I have heard that “the apple does not fall far from the tree.” I was reminded of the concept recently as my family gathered to celebrate my birthday. My daughter Lauren is the office manager for an industrial lighting equipment supplier, and she and I often discuss things like watts, volts, and even LEDs. I find this quite interesting because Lauren is a graphic designer and artist, not an electrical engineer like her Daddy!
Lauren told us that she is giving a gift to a friend for her new home, and Lauren decided to build a lamp. So, she headed off to the local do-it-yourself home improvement warehouse. She told us that she was amazed at all of the different parts on display for building your own lamp! She studied this display and thought about the lamp design for 2 hours! She was still in awe as she described her experience. She left the store without buying anything that day because a whole new world had been opened to her; she needed to go away and think more about the lamp to be designed and built, now armed with all of the new possibilities she had discovered!
Now for that apple and tree analogy – I pointed out to Lauren that she now understands how her Daddy can spend hours in such a store! Many times the designs in one’s mind are modified ad hoc while in the store selecting the components needed. Bouncing back and forth among the aisles for electrical, plumbing, hardware, and tools! (Maybe a snack bar would be in order for these stores?) So many more alternatives are opened up to you as you see what other choices are available that you had not considered.

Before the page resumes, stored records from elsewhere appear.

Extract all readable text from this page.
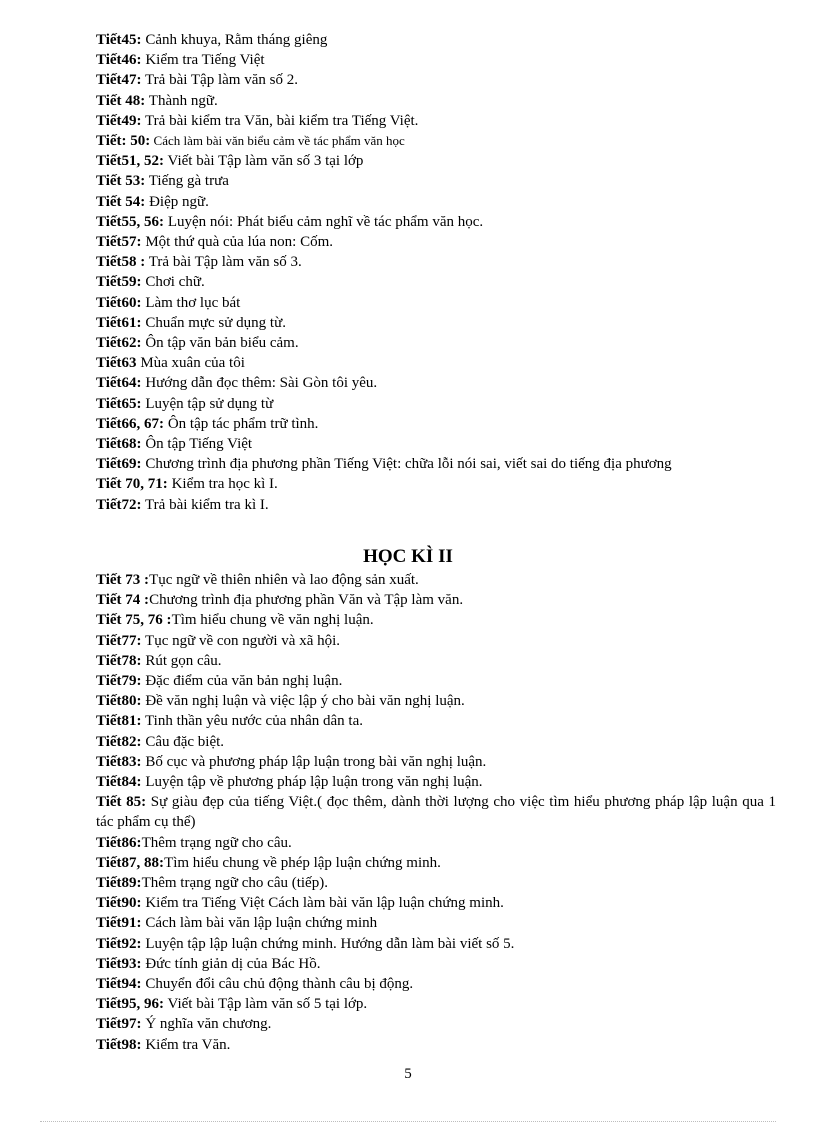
Tiết45: Cảnh khuya, Rằm tháng giêng
Tiết46: Kiểm tra Tiếng Việt
Tiết47: Trả bài Tập làm văn số 2.
Tiết 48: Thành ngữ.
Tiết49: Trả bài kiểm tra Văn, bài kiểm tra Tiếng Việt.
Tiết: 50: Cách làm bài văn biểu cảm về tác phẩm văn học
Tiết51, 52: Viết bài Tập làm văn số 3 tại lớp
Tiết 53: Tiếng gà trưa
Tiết 54: Điệp ngữ.
Tiết55, 56: Luyện nói: Phát biểu cảm nghĩ về tác phẩm văn học.
Tiết57: Một thứ quà của lúa non: Cốm.
Tiết58 : Trả bài Tập làm văn số 3.
Tiết59: Chơi chữ.
Tiết60: Làm thơ lục bát
Tiết61: Chuẩn mực sử dụng từ.
Tiết62: Ôn tập văn bản biểu cảm.
Tiết63 Mùa xuân của tôi
Tiết64: Hướng dẫn đọc thêm: Sài Gòn tôi yêu.
Tiết65: Luyện tập sử dụng từ
Tiết66, 67: Ôn tập tác phẩm trữ tình.
Tiết68: Ôn tập Tiếng Việt
Tiết69: Chương trình địa phương phần Tiếng Việt: chữa lỗi nói sai, viết sai do tiếng địa phương
Tiết 70, 71: Kiểm tra học kì I.
Tiết72: Trả bài kiểm tra kì I.
HỌC KÌ II
Tiết 73 :Tục ngữ về thiên nhiên và lao động sản xuất.
Tiết 74 :Chương trình địa phương phần Văn và Tập làm văn.
Tiết 75, 76 :Tìm hiểu chung về văn nghị luận.
Tiết77: Tục ngữ về con người và xã hội.
Tiết78: Rút gọn câu.
Tiết79: Đặc điểm của văn bản nghị luận.
Tiết80: Đề văn nghị luận và việc lập ý cho bài văn nghị luận.
Tiết81: Tinh thần yêu nước của nhân dân ta.
Tiết82: Câu đặc biệt.
Tiết83: Bố cục và phương pháp lập luận trong bài văn nghị luận.
Tiết84: Luyện tập về phương pháp lập luận trong văn nghị luận.
Tiết 85: Sự giàu đẹp của tiếng Việt.( đọc thêm, dành thời lượng cho việc tìm hiểu phương pháp lập luận qua 1 tác phẩm cụ thể)
Tiết86:Thêm trạng ngữ cho câu.
Tiết87, 88:Tìm hiểu chung về phép lập luận chứng minh.
Tiết89:Thêm trạng ngữ cho câu (tiếp).
Tiết90: Kiểm tra Tiếng Việt Cách làm bài văn lập luận chứng minh.
Tiết91: Cách làm bài văn lập luận chứng minh
Tiết92: Luyện tập lập luận chứng minh. Hướng dẫn làm bài viết số 5.
Tiết93: Đức tính giản dị của Bác Hồ.
Tiết94: Chuyển đổi câu chủ động thành câu bị động.
Tiết95, 96: Viết bài Tập làm văn số 5 tại lớp.
Tiết97: Ý nghĩa văn chương.
Tiết98: Kiểm tra Văn.
5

This is a rich lesson as we consider project management. As plans come together to create the project deliverables, many trade-off decisions surface as we balance the required scope with the incurred cost and the schedule constraints. In fact, two planning processes are specifically documented in PMI’s PMBOK Guide as using the planning techniques of Alternatives Identification (for the Define Scope process in Scope Management) and Alternatives Analysis (for the Estimate Activity Resources process in Time Management).
We don’t have the luxury during project planning to go to the resource aisle, then the techniques aisle, and then over to the money aisle to see entire displays already grouped together for our specific project needs. But hopefully we have the next best thing – subject matter experts and experienced team members that already know the whole project store pretty well. As we meet to discuss the project requirements, we can visit the various aisles of the experiences of our team members to consider alternatives to how we can create these deliverables. We can consider the various combinations of human skills, materials, tools, and techniques to bring these resources together into the optimum solution for meeting the project requirements on budget and on schedule.
As a project manager, wouldn’t it be cool to walk out of a project planning meeting in as much awe as Lauren at the talent and resource capabilities of your team?!